Ниточка, тянувшаяся к таинственному заказчику от Григоровича, оборвалась со смертью старого графолога; таким образом, оставались только строители. "Остаются только строители", – сказал Глеб и осекся, встретившись с насмешливым взглядом Федора Филипповича. "Так точно, – подтвердил генерал, посмеиваясь, – только они и остаются. Ты уж не обессудь, придется тебе... гм... внедриться в их среду. Иначе они, черти, ничего не расскажут. Думаю судьба бригадира – это такой урок, который не скоро забудется. Так что..."
"Спасибо, Федор Филиппович! Спасибо, родной! – подумал Глеб, яростно намыливая голову вонючим хозяйственным мылом. – Удружил, ничего не скажешь..." Пальцы были какими-то чужими, деревянными, как будто он мыл голову граблями или протезами. Смыв мыло, Глеб посмотрел на руки. Они слегка дрожали, на ладонях красовались сорванные мозоли. Между тем за весь сегодняшний день он не добыл никакой информации – ну, разве что выучил, как кого зовут, да узнал с десяток жаргонных словечек, бытующих в среде гастарбайтеров, прибывших в Москву с братской Украины. Но доведись ему прямо сейчас, сию минуту, в кого-нибудь стрелять, Слепой был почти уверен, что ни за что не попадет – разве что перед ним, шагах в десяти, поставят африканского слона...
Он заметил, что рыжий Иван, стоя в дверях душевой в чем мать родила, выжидательно посматривает в его сторону, и заторопился. Сквозь хлипкую фанерную перегородку, перекрывая плеск воды, доносилось недовольное ворчание старика Давыдовича. По здешним меркам он и впрямь был глубокий старик – ему перевалило за шестьдесят, но на шабашку его взяли, во-первых, потому что приходился кому-то из работяг отцом, а во-вторых, из-за его богатейшего опыта и небывалого, фантастического глазомера: Давыдович никогда не пользовался ни рулеткой, ни уровнем, ни отвесом, и при этом переделывать сделанное им никому и никогда не приходилось. Он был плотник, каменщик и штукатур, что называется, божьей милостью. Давыдович строго охранял неписаные законы "рабочего братства и малейшее отступление от них встречал раздраженной старческой воркотней. "Плещется, ё-н-ть, как гусь, – брюзжал он, – а чего, ё-н-ть, плещется? Сколько, ё-н-ть, его дожидаться прикажете, барина голого?
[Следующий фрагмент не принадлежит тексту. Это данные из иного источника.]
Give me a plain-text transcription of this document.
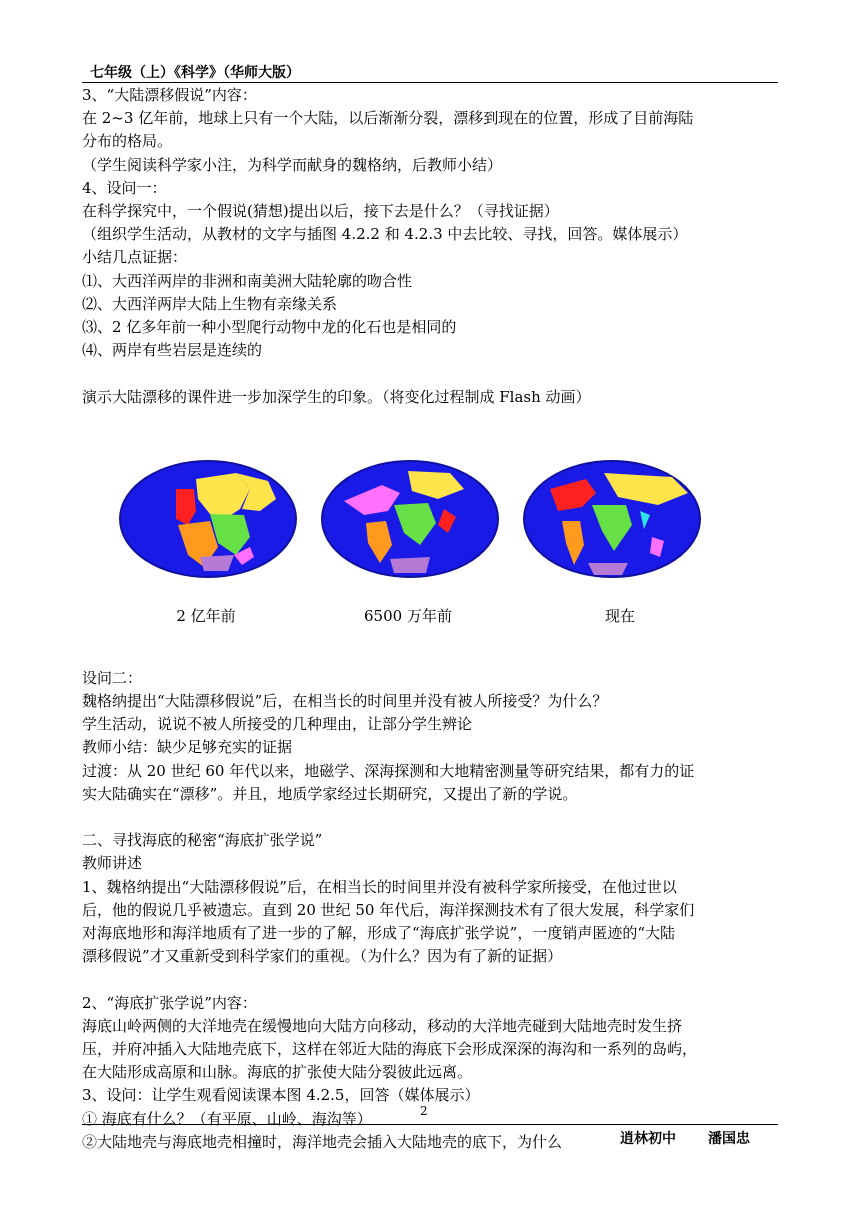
七年级（上）《科学》（华师大版）
3、“大陆漂移假说”内容：
在 2~3 亿年前，地球上只有一个大陆，以后渐渐分裂，漂移到现在的位置，形成了目前海陆
分布的格局。
（学生阅读科学家小注，为科学而献身的魏格纳，后教师小结）
4、设问一：
在科学探究中，一个假说(猜想)提出以后，接下去是什么？（寻找证据）
（组织学生活动，从教材的文字与插图 4.2.2 和 4.2.3 中去比较、寻找，回答。媒体展示）
小结几点证据：
⑴、大西洋两岸的非洲和南美洲大陆轮廓的吻合性
⑵、大西洋两岸大陆上生物有亲缘关系
⑶、2 亿多年前一种小型爬行动物中龙的化石也是相同的
⑷、两岸有些岩层是连续的
演示大陆漂移的课件进一步加深学生的印象。（将变化过程制成 Flash 动画）
2 亿年前	6500 万年前	现在
设问二：
魏格纳提出“大陆漂移假说”后，在相当长的时间里并没有被人所接受？为什么？
学生活动，说说不被人所接受的几种理由，让部分学生辨论
教师小结：缺少足够充实的证据
过渡：从 20 世纪 60 年代以来，地磁学、深海探测和大地精密测量等研究结果，都有力的证
实大陆确实在“漂移”。并且，地质学家经过长期研究，又提出了新的学说。
二、寻找海底的秘密“海底扩张学说”
教师讲述
1、魏格纳提出“大陆漂移假说”后，在相当长的时间里并没有被科学家所接受，在他过世以
后，他的假说几乎被遗忘。直到 20 世纪 50 年代后，海洋探测技术有了很大发展，科学家们
对海底地形和海洋地质有了进一步的了解，形成了“海底扩张学说”，一度销声匿迹的“大陆
漂移假说”才又重新受到科学家们的重视。（为什么？因为有了新的证据）
2、“海底扩张学说”内容：
海底山岭两侧的大洋地壳在缓慢地向大陆方向移动，移动的大洋地壳碰到大陆地壳时发生挤
压，并府冲插入大陆地壳底下，这样在邻近大陆的海底下会形成深深的海沟和一系列的岛屿，
在大陆形成高原和山脉。海底的扩张使大陆分裂彼此远离。
3、设问：让学生观看阅读课本图 4.2.5，回答（媒体展示）
① 海底有什么？（有平原、山岭、海沟等）
②大陆地壳与海底地壳相撞时，海洋地壳会插入大陆地壳的底下，为什么
2
逍林初中 潘国忠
Интеллигент в очках, ё-н-ть, только галстука поверх голого срама не хватает... Чего тише? Чего, ё-н-ть, тише? Я тебе толкую: не по-людски это, не по-человечески, а ты мне, ё-н-ть, тише... Рот он мне будет затыкать, сморкач, пальцем деланный..."
Эта тирада, по всей видимости, относилась к Глебу, который действительно остался в душевой один, если не считать Ивана, который, заговорщицки подмигнув ему, прошлепал в раздевалку. Оттуда немедленно послышался его громкий голос: "Ну, чего разнылся, старый хрен? Дай человеку спокойно помыться! Он же не виноват, что ты вперед всех в душ заскочил и битый час там свою задницу намыливал!"